Updated table for who is currently offering UFPLS – May 2016
|Prudential||Yes – £1000 min withdrawal|
|Legal and General||Yes – but restricted to 2 withdrawals per year|
|Tilney Best Invest||Yes|
|Fidelity||Yes – £1000 min withdrawal|
|Aegon||Yes – depending on plan|
|Scottish Widows||Yes – £5000 min withdrawal|
|Equitable Life||Yes – £5000 min withdrawal|
After an initial slow take up of UFPLS (see article below), more providers have built this into their propositions. It does come with certain restriction however depending on the provider.
original article FEB 2015
As part of the pension freedom reforms, an additional way was announced, to withdraw pension monies. The official name is uncrystallised funds pension lump sums or abbreviated to UFPLS. This allows ad hoc withdrawals from your existing pension. No need to move to another provider or change funds. The concept is to withdraw money as you do from a bank account. The pension bank account if you will. Nice idea, however it seems difficult for existing pension schemes to implement and full of additional complexities.
The idea sounds simple. Withdraw what you need. 25% will be tax free and the remaining 75% will be added to your income tax bill for the year. Great, where’s my pension bank account cash card I hear you ask. Well, it’s not going quite according to the Chancellors game plan.
For starters there has been an extremely slow take up from existing pension companies to spend millions on the administration and technologies to set such a scheme up. Think of this scenario. Mr Smith want to be flexible with how and when he takes money from his pension. He wants to withdraw money as and when he needs it, leaving the remaining fund to grow. He only wants the odd £1,000 here and there however.
Every time he wants some income it will trigger a lifetime allowance event. Moving money from an uncrystallised (pension accumulation) to crystallised (pension decumulation) stage, requires a test to see if the pension holder has breached the £1.25m pension lifetime allowance limit.
Now, very few people will have the privilege of paying the additional 55% tax for breaching such a limit but none the less, a test is required every time a withdrawal is made. As the remaining fund continues to grow (in a perfect world) there could be instances where someone’s fund has gone over the limits. Pension schemes are required to check every client who withdraws funds, and that they’ve declared to have unused allowance left. It’s hard to think that the majority of companies are going to get involved in the administration of such reporting, thousands of times a month when 5,000 Mr Smith’s want their monthly golf club fee’s. It’s unrealistic to expect a company with no previous withdrawal facilities to adopt such procedures.
Looking at those who are providing UFPLS, there seems to be certain restrictions being put in place. Equitable Life, for example are offering UFPLS but the minimum withdrawal is £5,000.
The next issue concerns where the remaining funds will be invested. The vast majority of people invest in a pension when their younger, they haven’t got any idea where their funds are invested or whether it suits their attitude to investment risk throughout their working career.

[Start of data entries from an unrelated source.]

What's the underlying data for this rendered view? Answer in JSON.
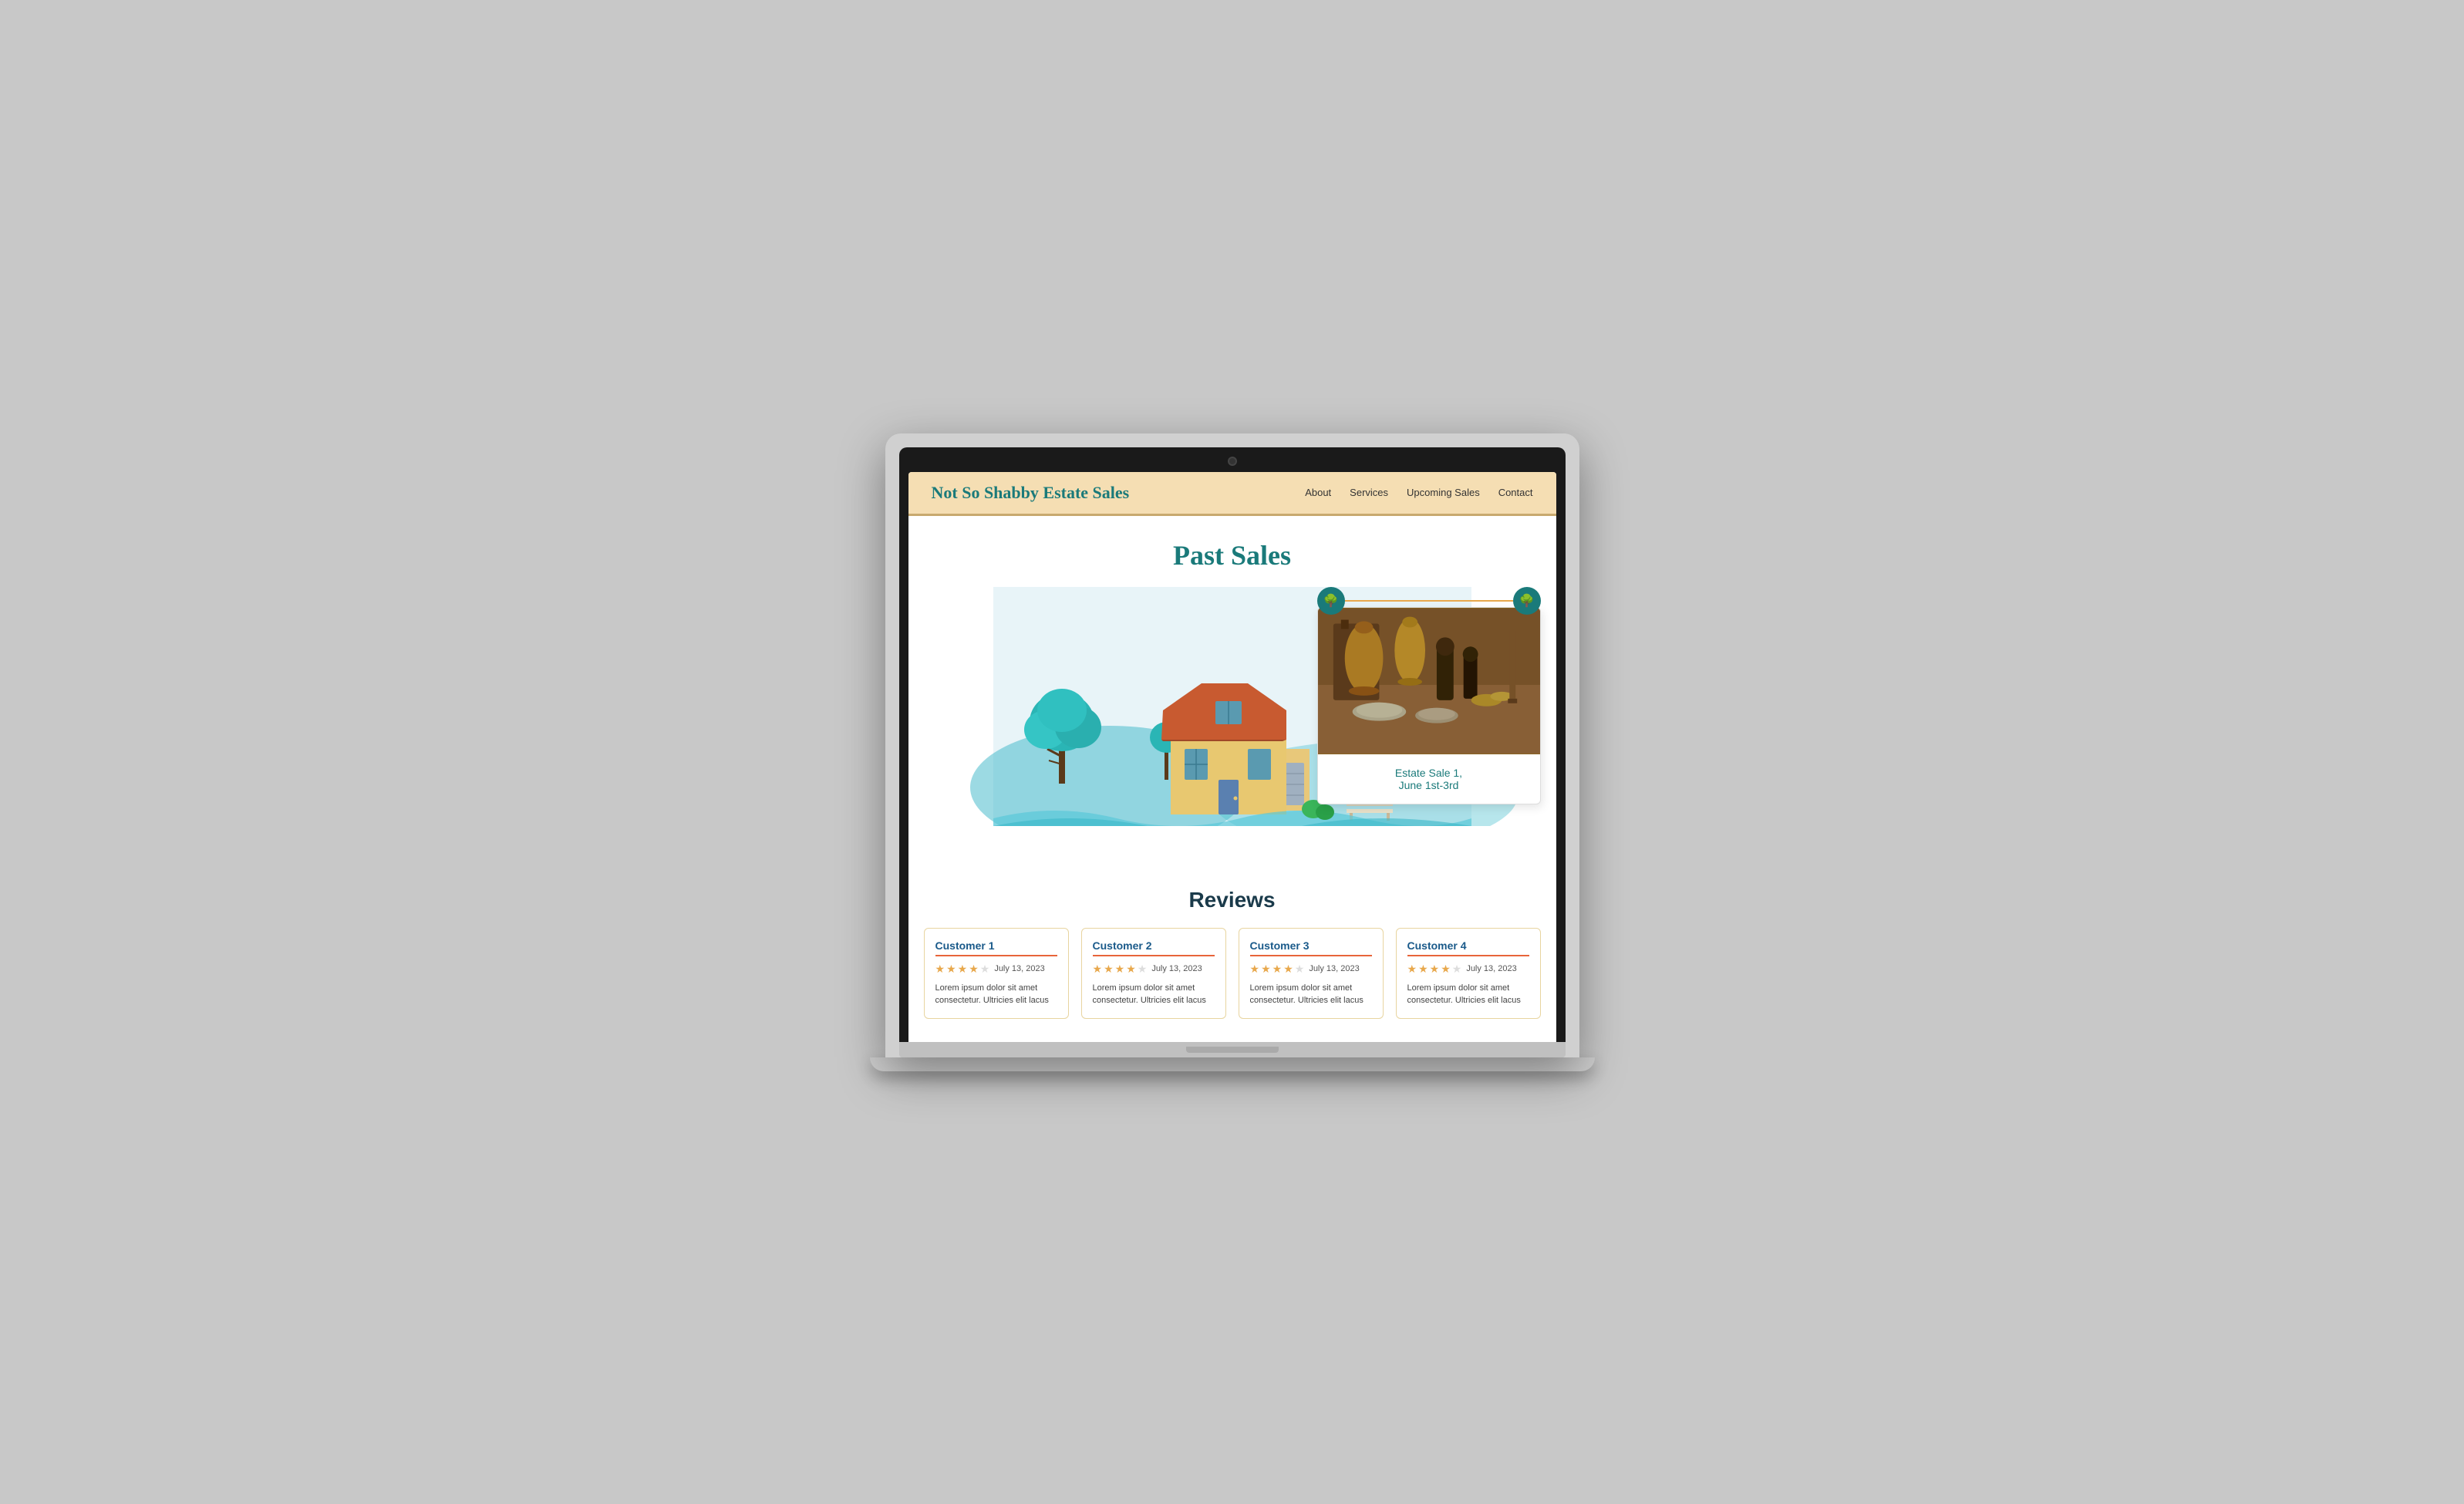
{
  "site": {
    "logo": "Not So Shabby Estate Sales",
    "nav": {
      "links": [
        "About",
        "Services",
        "Upcoming Sales",
        "Contact"
      ]
    }
  },
  "past_sales": {
    "title": "Past Sales",
    "card": {
      "title": "Estate Sale 1,",
      "subtitle": "June 1st-3rd"
    }
  },
  "reviews": {
    "title": "Reviews",
    "items": [
      {
        "customer": "Customer 1",
        "date": "July 13, 2023",
        "stars": 4,
        "text": "Lorem ipsum dolor sit amet consectetur. Ultricies elit lacus"
      },
      {
        "customer": "Customer 2",
        "date": "July 13, 2023",
        "stars": 4,
        "text": "Lorem ipsum dolor sit amet consectetur. Ultricies elit lacus"
      },
      {
        "customer": "Customer 3",
        "date": "July 13, 2023",
        "stars": 4,
        "text": "Lorem ipsum dolor sit amet consectetur. Ultricies elit lacus"
      },
      {
        "customer": "Customer 4",
        "date": "July 13, 2023",
        "stars": 4,
        "text": "Lorem ipsum dolor sit amet consectetur. Ultricies elit lacus"
      }
    ]
  },
  "icons": {
    "tree": "🌳",
    "star_filled": "★",
    "star_empty": "★"
  }
}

At retirement, it’s pot luck what their fund size is. The fund type could be totally inappropriate, it could be completely equity based (high risk) or in a dog of a with profits fund. As no financial adviser will be required to assist a client who wishes to use UFPLS, no fund assessment will take place.
Scenario 2 would see a client start to withdraw money after retirement on an ad hoc basis and then find, after a stock market crash that their fund has halved. No one will be liable as no advice is required to withdraw funds this way. It’s not the pension providers’ prerogative to risk profile clients who are using this form of withdrawal so the client is on their own.
For its potential complexities to providers and suitability to users, there are some positives to withdrawal through this method, in the right scenario. If you’re 65 and have a pension pot of £100,000, 25% of this or £25,000 would be tax free if you crystallised the full fund and bought an annuity or went into drawdown. Your maximum amount of tax free fund would always be £25,000 and the remaining £75,000 would be added to you income tax liability on withdrawal.
If however, you used UFPLS you could end up with more tax free cash (over time) and overall fund. Let say you want to withdraw £20,000 per year for the first 4 years, then everything out in the final year and it grows 10% per year.
Although the potential growth in this example is probably unrealistic it highlights an increased tax free cash allowance of £8,077 and additional taxable income of £18,231 over crystallising the full £100,000 at outset. An overall better position by making ad hoc withdrawals. That’s the positive, if markets don’t behave, there is a risk you could end up with less.
Some of the major providers are putting their cards on the table regarding this method of withdrawal. AEGON has already called for it to be scrapped and AJ Bell has announced it won’t be offering UFPLS but will offer lump sum withdrawals under flexi-access drawdown. Suffolk Life and Zurich announced that they are to offer uncrystallised fund pension lump sums to their clients.
From our experience at Compare Drawdown the restrictions being put on UFPLS by providers is putting many people off using it. Drawdown allows a lot more flexibility and there are no restrictions on withdrawal. If taken advice it also provides piece of mind that the funds are invested appropriately.